I give myself until 7am for this.  I then run from 7am until “whenever my run is over” (I’m in maintenance mode right now so my workouts last an hour – in the summer when I gear up for my next marathon it will be longer.)  Shower.  Eat breakfast.  “Start the rest of the day” (usually before 9am.)

Occasionally I have to do a phone call before 9am – I optimize around this.  I’ve stopped doing breakfast meetings – I want the first four hours of my day to myself. 

It has taken me a while to figure out this rhythm. While my morning routine might not work for you, I’ve found the notion of a morning routine to be a critical part of my work life balance.  Think about your morning – tomorrow.

  • http://www.solidw.com Sue Kunz

    Hmm .. I think I want your life.

    Brad, I can tell you don’t have kids and aren’t currently an entrepreneur.
    Bedtime is highly variable (if existent) and routine is well, nothing.

    Bedtime varies from 10PM to 3AM.
    Alarm rings at 5:45 unless there’s a possibility of snow which means anywhere between 3:30 and 4:30 AM depending upon weather predictions. The morning regime includes breakfast, lunches, kitchen cleanup, email, running or biking, driving, homework, hair combing, laundry, shoveling, plant watering, fish feeding, hot tub chemical-ing, personal hygiene (sometimes limited), makeup (or not), as well as, extraneous activities such as crazy hair day, science fair, bake sales, and speech practice. Shuffling cars is non-trivial, because it’s a given that someone may not make it home (given this year’s weather).

    Agility, prioritization, teamwork, and a serious sense of humor are key.

    Net/net, it’s still a routine – just highly variable and, well, functioning – most of the time. And, heck, I concluded that normality is over-rated a long time ago. Now “normality” is synonymous with “chaos”. Wouldn’t change a thing. Just wanted to provide an alternate (and perhaps female) perspective.

    Sue

  • http://ben.casnocha.com Ben Casnocha

    This has been a long fascination of mine. At dinner tonight with Stan James I mentioned to him that it’d be a cool book to collect the “routines” of busy execs.

  • http://www.HeatherOnTech.com Heather Duey

    While not as busy as Sue, I’d have to agree; kids throw a huge curve into the word “routine”. We are a budding entrepreneurial family with two kids under the age of 5. Bedtime for them stays pretty consistent but for us parents it’s anywhere from 10:00 on a good day to you-name-it when we’re on a roll accomplishing something (and “accomplish” is relative, too!). The one thing I’m most thankful for is that, being an at-home entrepreneur, I actually have a little time to myself in the mornings after getting the boys off to preschool before starting to work. I feel bad for people who are slaves to the “regular world” and must be somewhere at a strict time every day.

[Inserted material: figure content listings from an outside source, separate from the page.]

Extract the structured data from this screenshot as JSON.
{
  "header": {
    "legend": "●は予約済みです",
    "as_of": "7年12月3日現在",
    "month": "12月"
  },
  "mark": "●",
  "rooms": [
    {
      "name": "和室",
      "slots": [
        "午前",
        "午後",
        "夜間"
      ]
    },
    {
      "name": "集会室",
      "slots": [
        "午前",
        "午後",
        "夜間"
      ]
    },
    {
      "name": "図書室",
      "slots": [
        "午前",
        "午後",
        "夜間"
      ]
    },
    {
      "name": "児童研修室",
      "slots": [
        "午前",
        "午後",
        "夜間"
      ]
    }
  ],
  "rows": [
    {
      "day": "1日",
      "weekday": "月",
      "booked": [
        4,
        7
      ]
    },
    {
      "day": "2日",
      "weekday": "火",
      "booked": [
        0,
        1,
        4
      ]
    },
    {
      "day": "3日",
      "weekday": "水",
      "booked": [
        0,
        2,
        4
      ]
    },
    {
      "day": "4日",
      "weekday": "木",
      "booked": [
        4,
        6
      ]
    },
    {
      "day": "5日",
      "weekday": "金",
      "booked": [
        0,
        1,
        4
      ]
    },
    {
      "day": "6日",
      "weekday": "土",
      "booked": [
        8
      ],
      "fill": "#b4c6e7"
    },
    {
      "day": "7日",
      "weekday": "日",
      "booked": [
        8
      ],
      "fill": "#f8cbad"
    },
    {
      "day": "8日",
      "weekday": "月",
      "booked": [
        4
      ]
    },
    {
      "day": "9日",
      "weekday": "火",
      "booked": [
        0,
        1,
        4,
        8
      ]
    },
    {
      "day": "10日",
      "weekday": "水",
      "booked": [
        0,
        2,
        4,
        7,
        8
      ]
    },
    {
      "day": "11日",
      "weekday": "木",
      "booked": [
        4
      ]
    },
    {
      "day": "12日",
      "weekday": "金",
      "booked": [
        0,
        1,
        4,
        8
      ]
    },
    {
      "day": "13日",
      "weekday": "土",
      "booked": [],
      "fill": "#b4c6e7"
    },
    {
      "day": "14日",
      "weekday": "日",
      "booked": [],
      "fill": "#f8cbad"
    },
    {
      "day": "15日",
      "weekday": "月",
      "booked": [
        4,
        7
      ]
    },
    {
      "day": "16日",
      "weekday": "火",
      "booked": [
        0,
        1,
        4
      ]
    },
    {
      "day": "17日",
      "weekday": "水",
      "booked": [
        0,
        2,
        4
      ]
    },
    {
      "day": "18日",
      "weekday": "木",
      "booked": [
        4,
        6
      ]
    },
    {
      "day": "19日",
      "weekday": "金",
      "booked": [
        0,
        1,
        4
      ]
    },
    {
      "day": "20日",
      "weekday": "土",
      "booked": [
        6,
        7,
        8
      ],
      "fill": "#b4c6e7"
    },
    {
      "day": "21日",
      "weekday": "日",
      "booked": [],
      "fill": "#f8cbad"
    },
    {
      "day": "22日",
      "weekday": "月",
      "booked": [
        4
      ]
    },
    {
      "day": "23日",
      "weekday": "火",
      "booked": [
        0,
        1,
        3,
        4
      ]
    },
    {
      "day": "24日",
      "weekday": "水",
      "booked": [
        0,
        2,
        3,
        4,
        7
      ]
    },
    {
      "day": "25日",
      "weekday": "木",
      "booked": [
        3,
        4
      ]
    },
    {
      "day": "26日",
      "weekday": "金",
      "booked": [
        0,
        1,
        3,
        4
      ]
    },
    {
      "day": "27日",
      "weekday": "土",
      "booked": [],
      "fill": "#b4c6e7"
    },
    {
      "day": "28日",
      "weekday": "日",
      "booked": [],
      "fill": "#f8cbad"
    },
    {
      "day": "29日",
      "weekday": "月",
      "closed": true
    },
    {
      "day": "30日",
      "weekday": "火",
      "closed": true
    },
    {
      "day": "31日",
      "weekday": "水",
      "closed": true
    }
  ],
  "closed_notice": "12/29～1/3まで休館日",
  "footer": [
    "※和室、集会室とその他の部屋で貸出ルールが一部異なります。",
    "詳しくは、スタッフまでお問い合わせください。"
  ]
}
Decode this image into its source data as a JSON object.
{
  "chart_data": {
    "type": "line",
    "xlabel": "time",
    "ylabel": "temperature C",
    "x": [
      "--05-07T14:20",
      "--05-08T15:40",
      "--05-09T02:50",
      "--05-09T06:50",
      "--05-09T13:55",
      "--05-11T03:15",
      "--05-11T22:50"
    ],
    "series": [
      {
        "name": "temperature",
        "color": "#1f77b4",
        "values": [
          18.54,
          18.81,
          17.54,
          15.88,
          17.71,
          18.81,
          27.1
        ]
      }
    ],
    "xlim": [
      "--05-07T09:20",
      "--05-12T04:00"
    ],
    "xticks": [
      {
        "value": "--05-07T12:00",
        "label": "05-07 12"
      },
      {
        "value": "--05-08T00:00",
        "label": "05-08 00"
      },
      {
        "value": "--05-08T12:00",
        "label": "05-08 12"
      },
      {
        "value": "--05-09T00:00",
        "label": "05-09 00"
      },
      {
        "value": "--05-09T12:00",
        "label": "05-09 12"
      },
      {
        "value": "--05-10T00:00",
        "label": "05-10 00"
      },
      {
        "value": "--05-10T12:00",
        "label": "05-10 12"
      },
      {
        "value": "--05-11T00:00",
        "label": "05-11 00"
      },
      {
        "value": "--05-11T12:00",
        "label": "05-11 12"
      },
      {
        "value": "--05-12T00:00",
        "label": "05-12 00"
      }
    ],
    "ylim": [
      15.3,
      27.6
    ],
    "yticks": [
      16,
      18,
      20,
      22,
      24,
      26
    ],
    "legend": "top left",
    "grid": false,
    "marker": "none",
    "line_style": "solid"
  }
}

    Oh yes, and Sue is also right about sense of humour being key; without it all parents would go insane!

  • Dave

    No one who has customers can stick to a routine like this. When customers want a breakfast meeting, you take it, you can’t say “I want my morning to myself.” Note that on the road fundraising is a main interaction with the real customers of a VC, and indeed you take the meetings when you can get them.

  • http://www.feld.com Brad Feld

    Too all the people with kids out there – there is no doubt that being child free allows this particularly type of routine. I don’t suggest this is the right routine for everyone (or – anyone) for that matter – it’s just an example of what works for me.

    And yes – Dave – you are right. I should have said “occasionally I have to a phone call or a meeting before 9.” I “try” not to do breakfast meetings, but when a customer or partner of mine wants one, I do it. But – I don’t do any optional ones.

  • http://www.ajira.com Nari Kannan

    If you want a taste of your future in about 15 years, try my routine! With many customers in India and China, your routine will be like mine soon!

    Given California time is 12 hours from Indian time roughly, we have many of our web conferences and phone calls starting around 8 p.m here goes on till midnight or later and sometimes starts as early as 4.30 a.m CA time. This will translate to mornings and late evenings for customers in India.